Similar systems are also present in Windows OEM laptops. And it makes sense that System76 implemented this as it is in their interest as an OEM.
This partition is also separately upgradeable from the system, using the utility pop-upgrade which also has a graphical front end in the GNOME control center.
It could probably also be used as a way handle “offline major updates” but its probably not the best solution for that. I can imagine a scenario where a Fedora user can boot into said partition and from there follow various recovery actions like “find and fix broken packages”, “repair bootloader”, “refresh system and keep data”.
Do you have to be root to use thise feature ? Remember Fedora does not have a root account password to set up. You end up with the scenario currently on Fedora, where since no root account password is set up, you can’t properly use Emergency Mode to fix the system.
you need to have administrator access to update it.
Other than that it’s a live system much like any other liveUSB system that you can use to chroot into a linux system. It is completely separate. It is completely unlike the emergency system Fedora.
Theoretically it doesn’t even have to be a pop_OS image I can imagine a “funny scenario” where you somehow shove an archlinux live image into the partition.
I can’t think of a situation when I would need a recovery partition.
For sure I need to backup my files, a loss there is the worst thing ever and it is not recoverable.
I may find useful BTRFS system snapshots and if they are technically possible, I think Fedora should invest in those instead of the recovery partition.
jakfrost
(Stephen Douglas Snow)
Category updated
7
The recovery partition is essentially a completely separate system so it can be configured however is appropriate for the goal it is trying to achieve.
The audience is probably not us. Where it is most useful is for the low information user. Easily restore the system from a GUI with a single easy to understand option.
Restoring a btrfs snapshot is not as simple nor as foolproof as this. A lot can go wrong with restoring a snapshot. On top of that, btrfs snapshots are inside the filesystem so they can’t be used to recover from filesystem corruption.
I am all for btrfs snapshots but I think the use-case is slightly different.
I am “low information user” and I don’t know how I can break my system by doing “sudo dnf install/remove”, never happened a single time.
I had issues with version upgrades, even with “clean install”, due to the new version not working well with my hardware and I had issues with system updates like the GUI did not come up any more. In both situations I moved to a different distribution because when it fails that bad it is time to move on.
I bet it happens more frequently with a “rolling release” distribution but again me being “low information” I am not going to use Arch.

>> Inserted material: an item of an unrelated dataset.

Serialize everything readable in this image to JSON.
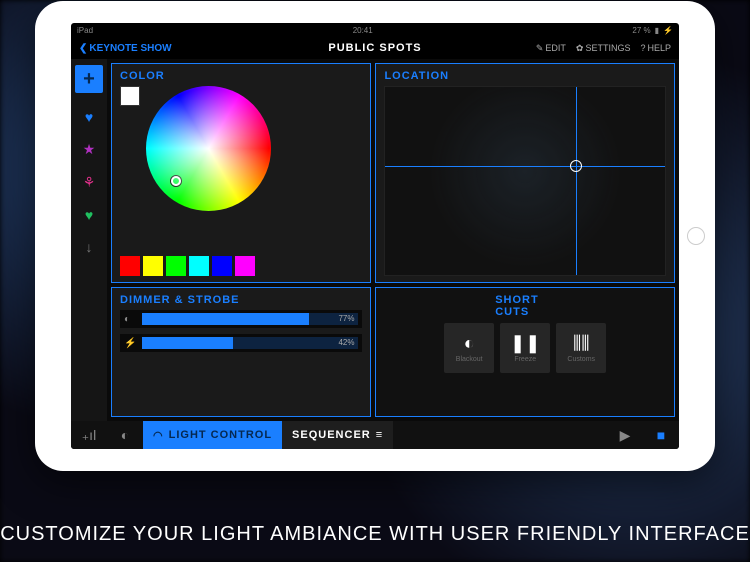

In my experience the worst thing can happen to “low information users” is to lose the content of “/home”. Then they need a backup much more than a recovery partition. It doesn’t cover disc failures but the installer could automatically set a “backup partition” and configure a backup tool to push some copy of “/home” in there.
Back to BTRFS, I see it being used on OpenSuse and even on Spiral Linux. If we wait anything to have zero defects we wait for ever. I am not a fan of it just because, in my eyes it is just a way to backup the system. I insist that we need backups BEFORE we need installers.
Edit:
Now, the good thing is the “/home” is still there. The bad thing is the “I have lot of useful code I have written that I hate to lose” part, meaning the user seems to not have ANY backup. This thing that backups are “optional” is suicidal. If something ever must be made “automatic” this is the one.
But the problem is that you need a place that the user has access to, and they can trust, to store the backups.
I have backups going to a Fedora Server that I manage that stores my macOS, Windows and Fedora systems backups. But that requires an investment in hardware and admin expertise. Far from being automatic.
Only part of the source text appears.